Epigenetics are the "markers" that determine which portion of our DNA is meant to be used at a given time, by a given cell. Since each cell contains a complete copy of the entire organism's DNA, not all of that DNA can be used simultaneously, particularly if a cell is attempting to be specialized in a particular role in a multicellular eukaryote, such as a skin or bone cell.
The only DNA that cell should be using is the DNA relevant to its specialization; the skin cell would "deactivate" the bone genes, eye genes, and so forth. Since actually cutting out this DNA and discarding it is too risky, the genes are instead physically blocked, or made easier to access, if they contain relevant information, so that the cellular machinery involved in DNA transcription is unable to access it.
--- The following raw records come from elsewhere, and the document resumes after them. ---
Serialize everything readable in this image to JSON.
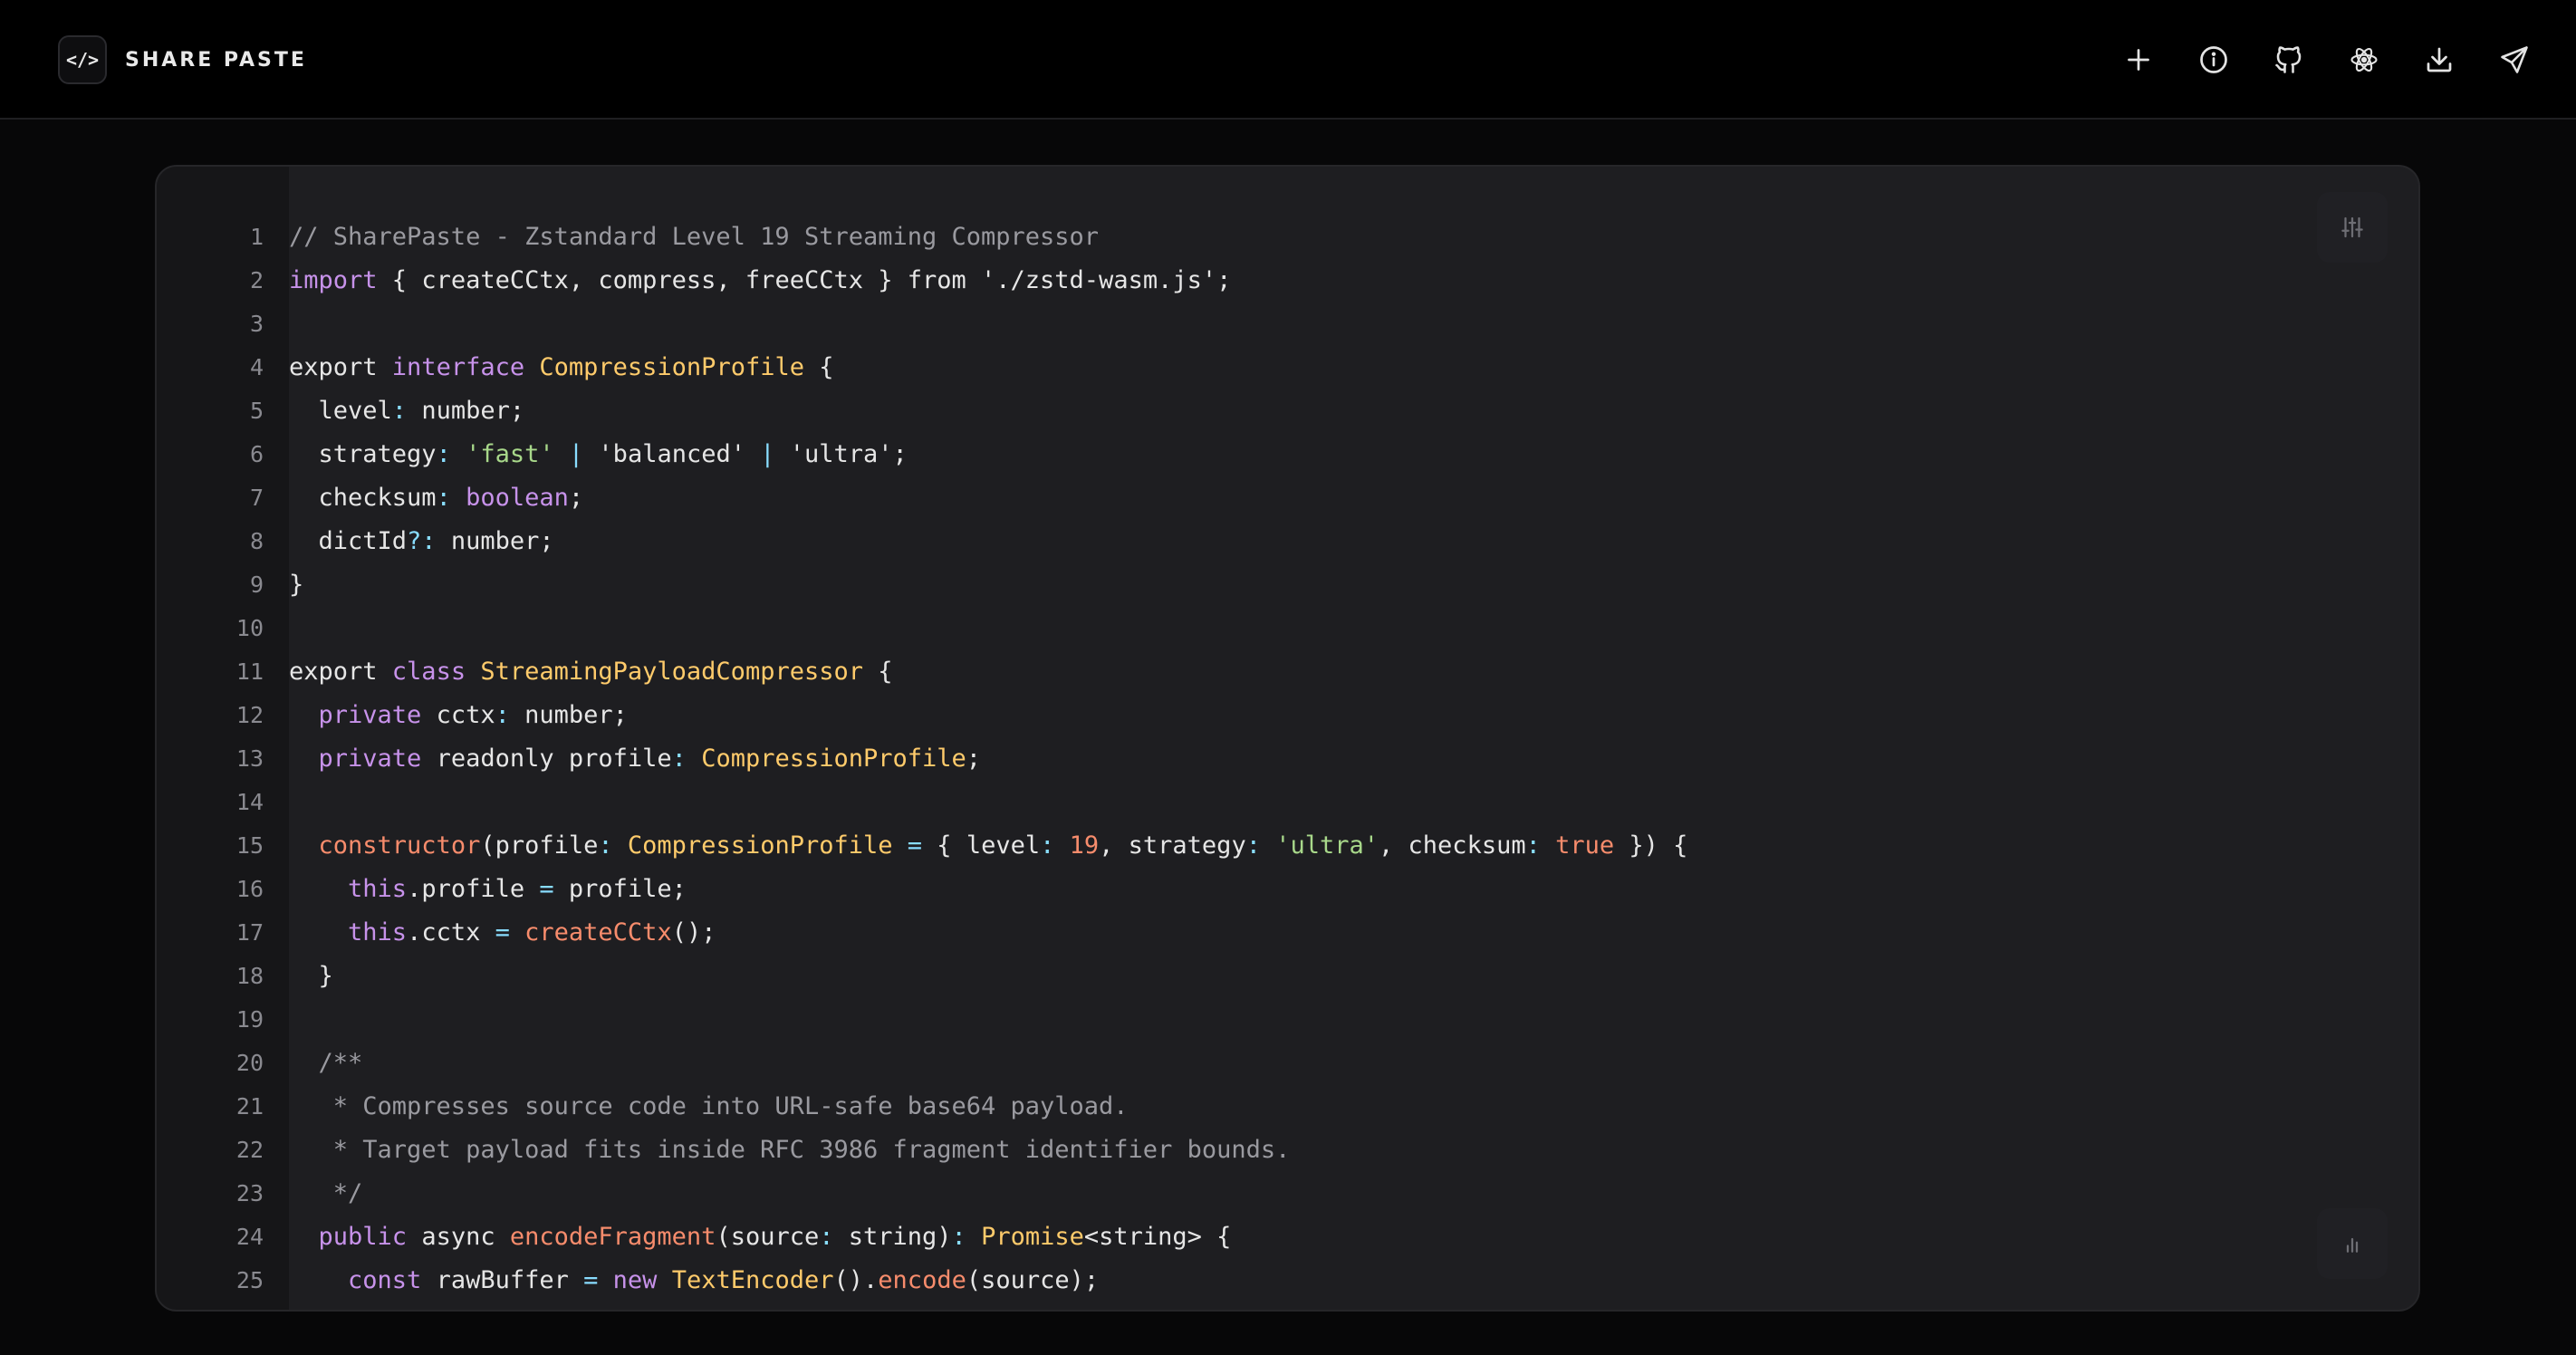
{
  "brand": {
    "logo": "</>",
    "name": "SHARE PASTE"
  },
  "header_actions": [
    {
      "icon": "plus-icon"
    },
    {
      "icon": "info-icon"
    },
    {
      "icon": "github-icon"
    },
    {
      "icon": "atom-icon"
    },
    {
      "icon": "download-icon"
    },
    {
      "icon": "send-icon"
    }
  ],
  "editor": {
    "settings_icon": "sliders-icon",
    "stats_icon": "bar-chart-icon",
    "lines": [
      {
        "n": "1",
        "tokens": [
          [
            "c",
            "// SharePaste - Zstandard Level 19 Streaming Compressor"
          ]
        ]
      },
      {
        "n": "2",
        "tokens": [
          [
            "k",
            "import"
          ],
          [
            "p",
            " { createCCtx, compress, freeCCtx } from './zstd-wasm.js';"
          ]
        ]
      },
      {
        "n": "3",
        "tokens": []
      },
      {
        "n": "4",
        "tokens": [
          [
            "p",
            "export "
          ],
          [
            "k",
            "interface"
          ],
          [
            "p",
            " "
          ],
          [
            "t",
            "CompressionProfile"
          ],
          [
            "p",
            " {"
          ]
        ]
      },
      {
        "n": "5",
        "tokens": [
          [
            "p",
            "  level"
          ],
          [
            "o",
            ":"
          ],
          [
            "p",
            " number;"
          ]
        ]
      },
      {
        "n": "6",
        "tokens": [
          [
            "p",
            "  strategy"
          ],
          [
            "o",
            ":"
          ],
          [
            "p",
            " "
          ],
          [
            "s",
            "'fast'"
          ],
          [
            "p",
            " "
          ],
          [
            "o",
            "|"
          ],
          [
            "p",
            " 'balanced' "
          ],
          [
            "o",
            "|"
          ],
          [
            "p",
            " 'ultra';"
          ]
        ]
      },
      {
        "n": "7",
        "tokens": [
          [
            "p",
            "  checksum"
          ],
          [
            "o",
            ":"
          ],
          [
            "p",
            " "
          ],
          [
            "k",
            "boolean"
          ],
          [
            "p",
            ";"
          ]
        ]
      },
      {
        "n": "8",
        "tokens": [
          [
            "p",
            "  dictId"
          ],
          [
            "o",
            "?:"
          ],
          [
            "p",
            " number;"
          ]
        ]
      },
      {
        "n": "9",
        "tokens": [
          [
            "p",
            "}"
          ]
        ]
      },
      {
        "n": "10",
        "tokens": []
      },
      {
        "n": "11",
        "tokens": [
          [
            "p",
            "export "
          ],
          [
            "k",
            "class"
          ],
          [
            "p",
            " "
          ],
          [
            "t",
            "StreamingPayloadCompressor"
          ],
          [
            "p",
            " {"
          ]
        ]
      },
      {
        "n": "12",
        "tokens": [
          [
            "p",
            "  "
          ],
          [
            "k",
            "private"
          ],
          [
            "p",
            " cctx"
          ],
          [
            "o",
            ":"
          ],
          [
            "p",
            " number;"
          ]
        ]
      },
      {
        "n": "13",
        "tokens": [
          [
            "p",
            "  "
          ],
          [
            "k",
            "private"
          ],
          [
            "p",
            " readonly profile"
          ],
          [
            "o",
            ":"
          ],
          [
            "p",
            " "
          ],
          [
            "t",
            "CompressionProfile"
          ],
          [
            "p",
            ";"
          ]
        ]
      },
      {
        "n": "14",
        "tokens": []
      },
      {
        "n": "15",
        "tokens": [
          [
            "p",
            "  "
          ],
          [
            "f",
            "constructor"
          ],
          [
            "p",
            "(profile"
          ],
          [
            "o",
            ":"
          ],
          [
            "p",
            " "
          ],
          [
            "t",
            "CompressionProfile"
          ],
          [
            "p",
            " "
          ],
          [
            "o",
            "="
          ],
          [
            "p",
            " { level"
          ],
          [
            "o",
            ":"
          ],
          [
            "p",
            " "
          ],
          [
            "n",
            "19"
          ],
          [
            "p",
            ", strategy"
          ],
          [
            "o",
            ":"
          ],
          [
            "p",
            " "
          ],
          [
            "s",
            "'ultra'"
          ],
          [
            "p",
            ", checksum"
          ],
          [
            "o",
            ":"
          ],
          [
            "p",
            " "
          ],
          [
            "l",
            "true"
          ],
          [
            "p",
            " }) {"
          ]
        ]
      },
      {
        "n": "16",
        "tokens": [
          [
            "p",
            "    "
          ],
          [
            "k",
            "this"
          ],
          [
            "p",
            ".profile "
          ],
          [
            "o",
            "="
          ],
          [
            "p",
            " profile;"
          ]
        ]
      },
      {
        "n": "17",
        "tokens": [
          [
            "p",
            "    "
          ],
          [
            "k",
            "this"
          ],
          [
            "p",
            ".cctx "
          ],
          [
            "o",
            "="
          ],
          [
            "p",
            " "
          ],
          [
            "f",
            "createCCtx"
          ],
          [
            "p",
            "();"
          ]
        ]
      },
      {
        "n": "18",
        "tokens": [
          [
            "p",
            "  }"
          ]
        ]
      },
      {
        "n": "19",
        "tokens": []
      },
      {
        "n": "20",
        "tokens": [
          [
            "c",
            "  /**"
          ]
        ]
      },
      {
        "n": "21",
        "tokens": [
          [
            "c",
            "   * Compresses source code into URL-safe base64 payload."
          ]
        ]
      },
      {
        "n": "22",
        "tokens": [
          [
            "c",
            "   * Target payload fits inside RFC 3986 fragment identifier bounds."
          ]
        ]
      },
      {
        "n": "23",
        "tokens": [
          [
            "c",
            "   */"
          ]
        ]
      },
      {
        "n": "24",
        "tokens": [
          [
            "p",
            "  "
          ],
          [
            "k",
            "public"
          ],
          [
            "p",
            " async "
          ],
          [
            "f",
            "encodeFragment"
          ],
          [
            "p",
            "(source"
          ],
          [
            "o",
            ":"
          ],
          [
            "p",
            " string)"
          ],
          [
            "o",
            ":"
          ],
          [
            "p",
            " "
          ],
          [
            "t",
            "Promise"
          ],
          [
            "p",
            "<string> {"
          ]
        ]
      },
      {
        "n": "25",
        "tokens": [
          [
            "p",
            "    "
          ],
          [
            "k",
            "const"
          ],
          [
            "p",
            " rawBuffer "
          ],
          [
            "o",
            "="
          ],
          [
            "p",
            " "
          ],
          [
            "k",
            "new"
          ],
          [
            "p",
            " "
          ],
          [
            "t",
            "TextEncoder"
          ],
          [
            "p",
            "()."
          ],
          [
            "f",
            "encode"
          ],
          [
            "p",
            "(source);"
          ]
        ]
      }
    ]
  }
}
Technically, epigenetic markers should not accumulate over time; they should be laid down early in the development of the organism and then, for the most part, preserved as the organism ages. When that skin cell undergoes mitosis, the two subsequent cells should also be skin cells, with identical epigenetic markers identifying them as such. If epigenetic changes actually accumulate, this means that more DNA is being manipulated over the lifetime of the organism, and that cells should become increasingly specialized, which we haven't observed.
It's more likely that epigenetic changes accumulate by chance, in the same way that cancer is increasingly likely over a longer lifespan due to the increased number of possible causal events. Epigenetic changes may accumulate due simply to mistakes in the transcription process, or a variety of other errors that negatively impact the fidelity of cell replication.